Considerado um dos álbuns mais esperados do ano pela Pitchfork, o maestro brasileiro de jazz Amaro Freitas quebra as convenções em “Y’Y”.

Há um momento durante Y’Y, o deslumbrante novo álbum do pianista e compositor de jazz brasileiro Amaro Freitas, aparentemente projetado para ressoar em nossos tímpanos e chocar nossa mente. Isso acontece na metade da aventura de oito minutos “Dança dos Martelos”, depois que Freitas já ofereceu três peças magistralmente tocadas no piano e piano preparado.

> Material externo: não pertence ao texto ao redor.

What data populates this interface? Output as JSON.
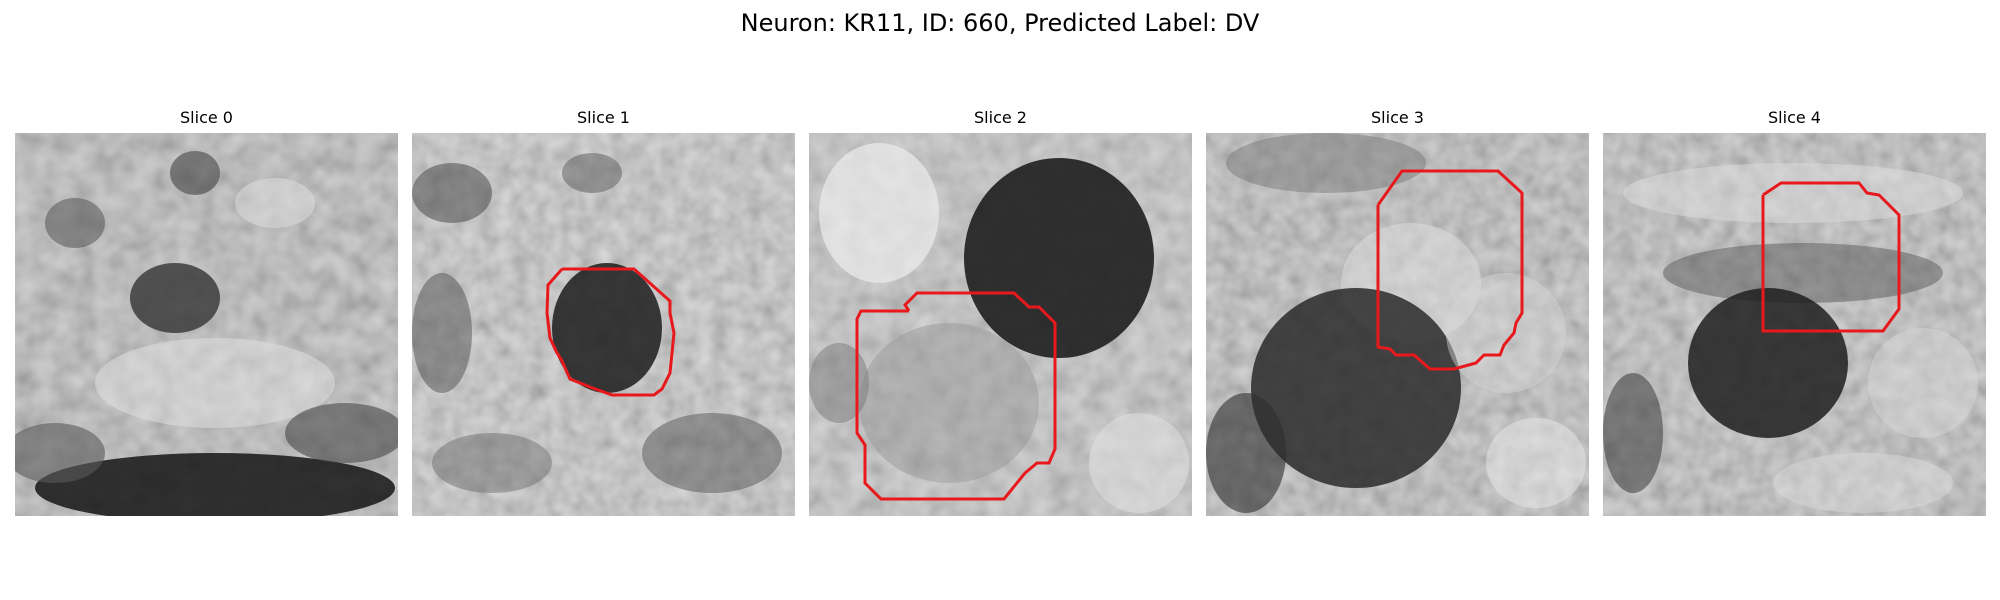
{
  "figure": {
    "title": "Neuron: KR11, ID: 660, Predicted Label: DV"
  },
  "panels": [
    {
      "title": "Slice 0",
      "has_outline": false
    },
    {
      "title": "Slice 1",
      "has_outline": true
    },
    {
      "title": "Slice 2",
      "has_outline": true
    },
    {
      "title": "Slice 3",
      "has_outline": true
    },
    {
      "title": "Slice 4",
      "has_outline": true
    }
  ],
  "colors": {
    "outline": "#e8191c",
    "background": "#ffffff"
  }
}
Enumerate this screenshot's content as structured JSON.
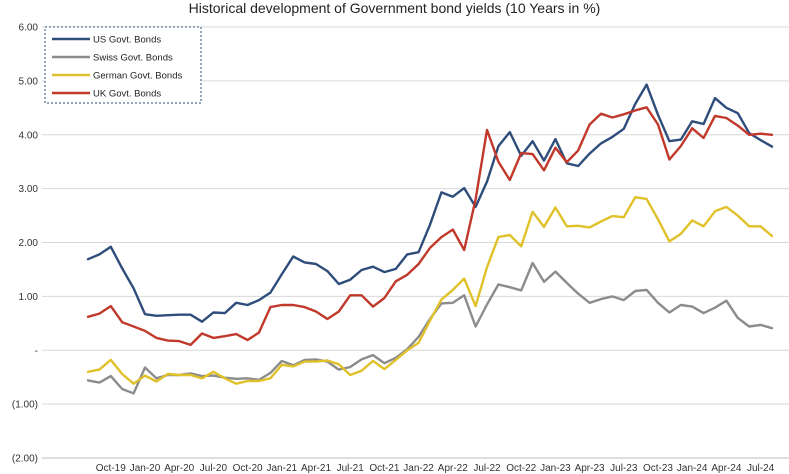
{
  "chart_data": {
    "type": "line",
    "title": "Historical development of Government bond yields (10 Years in %)",
    "xlabel": "",
    "ylabel": "",
    "ylim": [
      -2.0,
      6.0
    ],
    "y_ticks": [
      {
        "value": 6,
        "label": "6.00"
      },
      {
        "value": 5,
        "label": "5.00"
      },
      {
        "value": 4,
        "label": "4.00"
      },
      {
        "value": 3,
        "label": "3.00"
      },
      {
        "value": 2,
        "label": "2.00"
      },
      {
        "value": 1,
        "label": "1.00"
      },
      {
        "value": 0,
        "label": "-"
      },
      {
        "value": -1,
        "label": "(1.00)"
      },
      {
        "value": -2,
        "label": "(2.00)"
      }
    ],
    "x_start": "Aug-19",
    "x_ticks": [
      {
        "index": 2,
        "label": "Oct-19"
      },
      {
        "index": 5,
        "label": "Jan-20"
      },
      {
        "index": 8,
        "label": "Apr-20"
      },
      {
        "index": 11,
        "label": "Jul-20"
      },
      {
        "index": 14,
        "label": "Oct-20"
      },
      {
        "index": 17,
        "label": "Jan-21"
      },
      {
        "index": 20,
        "label": "Apr-21"
      },
      {
        "index": 23,
        "label": "Jul-21"
      },
      {
        "index": 26,
        "label": "Oct-21"
      },
      {
        "index": 29,
        "label": "Jan-22"
      },
      {
        "index": 32,
        "label": "Apr-22"
      },
      {
        "index": 35,
        "label": "Jul-22"
      },
      {
        "index": 38,
        "label": "Oct-22"
      },
      {
        "index": 41,
        "label": "Jan-23"
      },
      {
        "index": 44,
        "label": "Apr-23"
      },
      {
        "index": 47,
        "label": "Jul-23"
      },
      {
        "index": 50,
        "label": "Oct-23"
      },
      {
        "index": 53,
        "label": "Jan-24"
      },
      {
        "index": 56,
        "label": "Apr-24"
      },
      {
        "index": 59,
        "label": "Jul-24"
      }
    ],
    "legend_position": "top-left",
    "series": [
      {
        "name": "US Govt. Bonds",
        "color": "#2e4d7b",
        "values": [
          1.69,
          1.78,
          1.92,
          1.52,
          1.15,
          0.67,
          0.64,
          0.65,
          0.66,
          0.66,
          0.53,
          0.7,
          0.69,
          0.88,
          0.84,
          0.93,
          1.07,
          1.41,
          1.74,
          1.63,
          1.6,
          1.47,
          1.23,
          1.31,
          1.49,
          1.55,
          1.45,
          1.51,
          1.78,
          1.82,
          2.33,
          2.93,
          2.85,
          3.01,
          2.66,
          3.13,
          3.79,
          4.05,
          3.61,
          3.88,
          3.52,
          3.92,
          3.47,
          3.42,
          3.65,
          3.84,
          3.96,
          4.11,
          4.57,
          4.93,
          4.37,
          3.88,
          3.91,
          4.25,
          4.2,
          4.68,
          4.5,
          4.4,
          4.03,
          3.9,
          3.78
        ]
      },
      {
        "name": "Swiss Govt. Bonds",
        "color": "#8c8c8c",
        "values": [
          -0.56,
          -0.6,
          -0.48,
          -0.72,
          -0.8,
          -0.32,
          -0.52,
          -0.46,
          -0.46,
          -0.43,
          -0.48,
          -0.47,
          -0.51,
          -0.53,
          -0.52,
          -0.55,
          -0.42,
          -0.2,
          -0.28,
          -0.18,
          -0.17,
          -0.21,
          -0.36,
          -0.31,
          -0.17,
          -0.09,
          -0.24,
          -0.14,
          0.02,
          0.25,
          0.58,
          0.87,
          0.88,
          1.02,
          0.44,
          0.85,
          1.22,
          1.17,
          1.11,
          1.62,
          1.27,
          1.46,
          1.25,
          1.05,
          0.88,
          0.95,
          1.0,
          0.93,
          1.1,
          1.12,
          0.88,
          0.7,
          0.84,
          0.81,
          0.69,
          0.79,
          0.92,
          0.6,
          0.44,
          0.47,
          0.41
        ]
      },
      {
        "name": "German Govt. Bonds",
        "color": "#e0c12a",
        "values": [
          -0.4,
          -0.36,
          -0.18,
          -0.44,
          -0.62,
          -0.47,
          -0.58,
          -0.44,
          -0.46,
          -0.46,
          -0.52,
          -0.4,
          -0.52,
          -0.62,
          -0.57,
          -0.57,
          -0.52,
          -0.27,
          -0.3,
          -0.21,
          -0.21,
          -0.19,
          -0.26,
          -0.46,
          -0.38,
          -0.2,
          -0.35,
          -0.18,
          0.0,
          0.14,
          0.55,
          0.94,
          1.12,
          1.33,
          0.82,
          1.54,
          2.1,
          2.14,
          1.93,
          2.57,
          2.29,
          2.65,
          2.3,
          2.31,
          2.28,
          2.39,
          2.49,
          2.47,
          2.84,
          2.81,
          2.43,
          2.02,
          2.16,
          2.41,
          2.3,
          2.58,
          2.66,
          2.5,
          2.3,
          2.3,
          2.12
        ]
      },
      {
        "name": "UK Govt. Bonds",
        "color": "#c0392b",
        "values": [
          0.62,
          0.68,
          0.82,
          0.52,
          0.44,
          0.36,
          0.23,
          0.18,
          0.17,
          0.1,
          0.31,
          0.23,
          0.26,
          0.3,
          0.19,
          0.33,
          0.8,
          0.84,
          0.84,
          0.8,
          0.72,
          0.58,
          0.72,
          1.02,
          1.02,
          0.81,
          0.97,
          1.28,
          1.4,
          1.6,
          1.9,
          2.1,
          2.24,
          1.86,
          2.8,
          4.09,
          3.5,
          3.16,
          3.66,
          3.64,
          3.34,
          3.76,
          3.49,
          3.71,
          4.19,
          4.39,
          4.32,
          4.38,
          4.45,
          4.51,
          4.19,
          3.54,
          3.79,
          4.12,
          3.94,
          4.35,
          4.31,
          4.17,
          4.0,
          4.02,
          4.0
        ]
      }
    ]
  }
}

Abrindo com a flutuante e refrescante “Mapinguari (Encantado da Mata)”, Freitas passa para uma exploração melódica hipnótica de quatro minutos com o piano como tambor em “Uiara (Encantada da Água) – Vida e Cura” e então chega a vez de “Viva Naná”, que imita com chocalhos, assobios, percussão e voz os sons da bacia amazônica.

Após provar suas habilidades no piano, na metade da suavemente percussiva “Dança dos Martelos”, Freitas se solta e começa a bater vigorosamente sua mão nas teclas como se estivesse em desgosto. Ele golpeia as notas como se estivesse usando uma faca. Como se estivesse perdendo o controle, ele e a banda mergulham em uma melodia incessante e repetitiva, constantemente interrompida por um acesso de raiva. Esses agrupamentos rítmicos, ao mesmo tempo uma afirmação e uma negação, são os mais chocantes e marcantes neste álbum denso de jazz piano destemido e sublimemente dinâmico.

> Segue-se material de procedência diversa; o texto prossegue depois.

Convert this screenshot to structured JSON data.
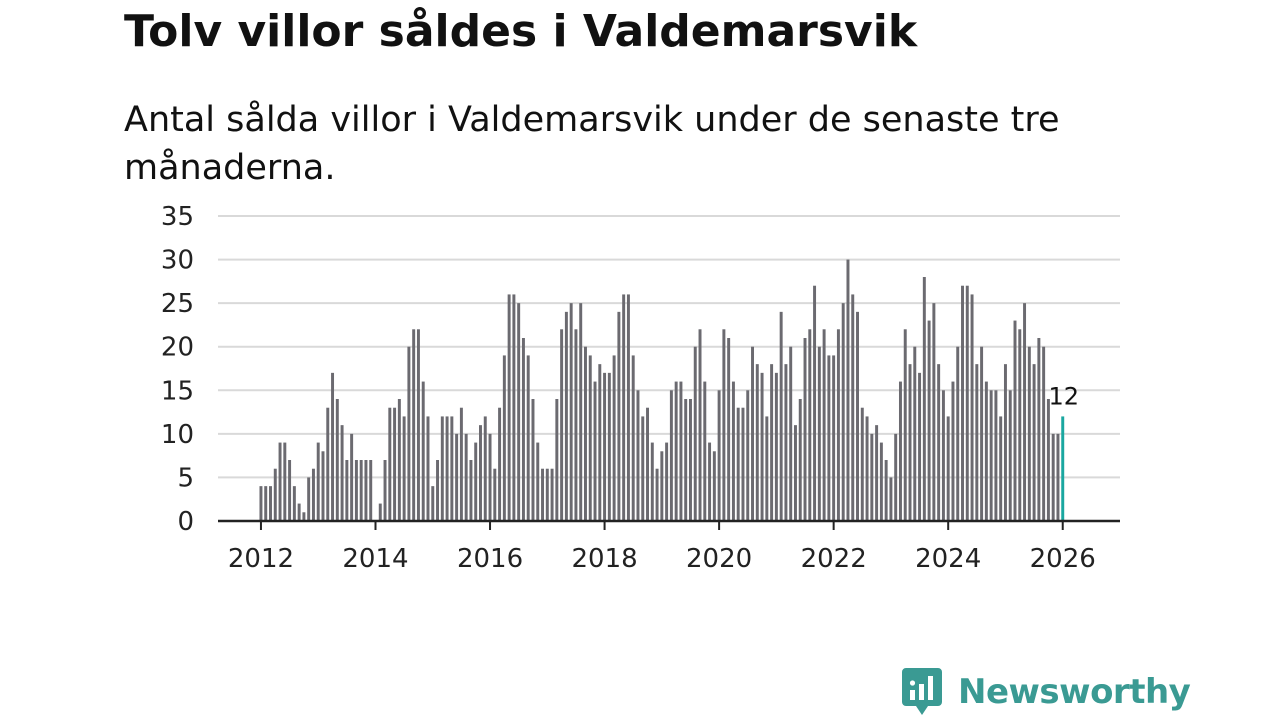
{
  "title": "Tolv villor såldes i Valdemarsvik",
  "subtitle": "Antal sålda villor i Valdemarsvik under de senaste tre månaderna.",
  "brand": {
    "name": "Newsworthy",
    "color": "#3a9a93"
  },
  "chart_data": {
    "type": "bar",
    "title": "Tolv villor såldes i Valdemarsvik",
    "xlabel": "",
    "ylabel": "",
    "ylim": [
      0,
      35
    ],
    "yticks": [
      0,
      5,
      10,
      15,
      20,
      25,
      30,
      35
    ],
    "xlim": [
      2011.25,
      2027.0
    ],
    "xticks": [
      2012,
      2014,
      2016,
      2018,
      2020,
      2022,
      2024,
      2026
    ],
    "grid": true,
    "bar_color": "#6b6a70",
    "highlight_color": "#1aa7a0",
    "start_year": 2012,
    "start_month": 1,
    "highlight_label": "12",
    "values": [
      4,
      4,
      4,
      6,
      9,
      9,
      7,
      4,
      2,
      1,
      5,
      6,
      9,
      8,
      13,
      17,
      14,
      11,
      7,
      10,
      7,
      7,
      7,
      7,
      0,
      2,
      7,
      13,
      13,
      14,
      12,
      20,
      22,
      22,
      16,
      12,
      4,
      7,
      12,
      12,
      12,
      10,
      13,
      10,
      7,
      9,
      11,
      12,
      10,
      6,
      13,
      19,
      26,
      26,
      25,
      21,
      19,
      14,
      9,
      6,
      6,
      6,
      14,
      22,
      24,
      25,
      22,
      25,
      20,
      19,
      16,
      18,
      17,
      17,
      19,
      24,
      26,
      26,
      19,
      15,
      12,
      13,
      9,
      6,
      8,
      9,
      15,
      16,
      16,
      14,
      14,
      20,
      22,
      16,
      9,
      8,
      15,
      22,
      21,
      16,
      13,
      13,
      15,
      20,
      18,
      17,
      12,
      18,
      17,
      24,
      18,
      20,
      11,
      14,
      21,
      22,
      27,
      20,
      22,
      19,
      19,
      22,
      25,
      30,
      26,
      24,
      13,
      12,
      10,
      11,
      9,
      7,
      5,
      10,
      16,
      22,
      18,
      20,
      17,
      28,
      23,
      25,
      18,
      15,
      12,
      16,
      20,
      27,
      27,
      26,
      18,
      20,
      16,
      15,
      15,
      12,
      18,
      15,
      23,
      22,
      25,
      20,
      18,
      21,
      20,
      14,
      10,
      10,
      12
    ]
  }
}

O terceiro álbum do artista chega três anos após o aclamado Sankofa ter figurado em muitas listas de fim de ano. Nesse trabalho, Amaro Freitas, que nasceu e cresceu no extremo leste do Brasil, na cidade de Recife, interagiu com uma seção rítmica para apresentar oito odes a diferentes músicos brasileiros.

Amaro Freitas- Abertura do Carnaval de Recife 2024. Homenagem a Naná Vasconcelos

Amaro Freitas

Para o Y’Y, Freitas fixou sua visão temática na bacia amazônica e no povo indígena Sateré-Mawé da região. Mesmo longe de Recife, o ambiente inspirou o pianista a experimentar “um novo reino de criação musical, enraizado na magia e na possibilidade e temperado por um senso de administração das generosidades da terra...”. Ele entrou no estúdio com um grupo de peso, muitos dos quais ele conheceu durante a turnê de Sankofa: o flautista-saxofonista Shabaka Hutchings (Sons of Kemet, The Comet is Coming), a harpista Brandee Younger (Makaya McCraven, Meshell Ndegeocello), o guitarrista Jeff Parker (Tortoise, Isotope 217), o baterista Hamid Drake (Don Cherry, Herbie Hancock) e o contrabaixista cubano Aniel Someillan.

Em “Uiara”, Freitas guia um arco eletrônico pelas cordas do piano como uma forma de “gerar ruídos como o do boto cor-de-rosa”, conforme explicado nas notas de lançamento. Em outra parte, Freitas usa fita adesiva para distorcer as cordas do piano “para emular o som de sintetizadores” e, de outra forma, mexer com a mecânica de seu instrumento. “Mar de Cirandeiras” vibra como uma peça de jazz ambiente da ECM de meados dos anos 1970, repleta de vocalistas sinistros à la Eberhard Weber. Amaro toca as teclas tão suavemente em alguns pontos que é possível ouvir o contato do martelo, mas não a reação da corda.

Em meio a todos esses elementos, o pianista cria milagre após milagre. É raro um álbum de jazz para piano como Y’Y - cheio de tanta energia espontânea, com tantas habilidades de tirar o fôlego e uma abordagem tão singular. Repleto de tantas reviravoltas como um filme de Quentin Tarantino, Y’Y é um disco para se perder. Ouça alto e com intenção.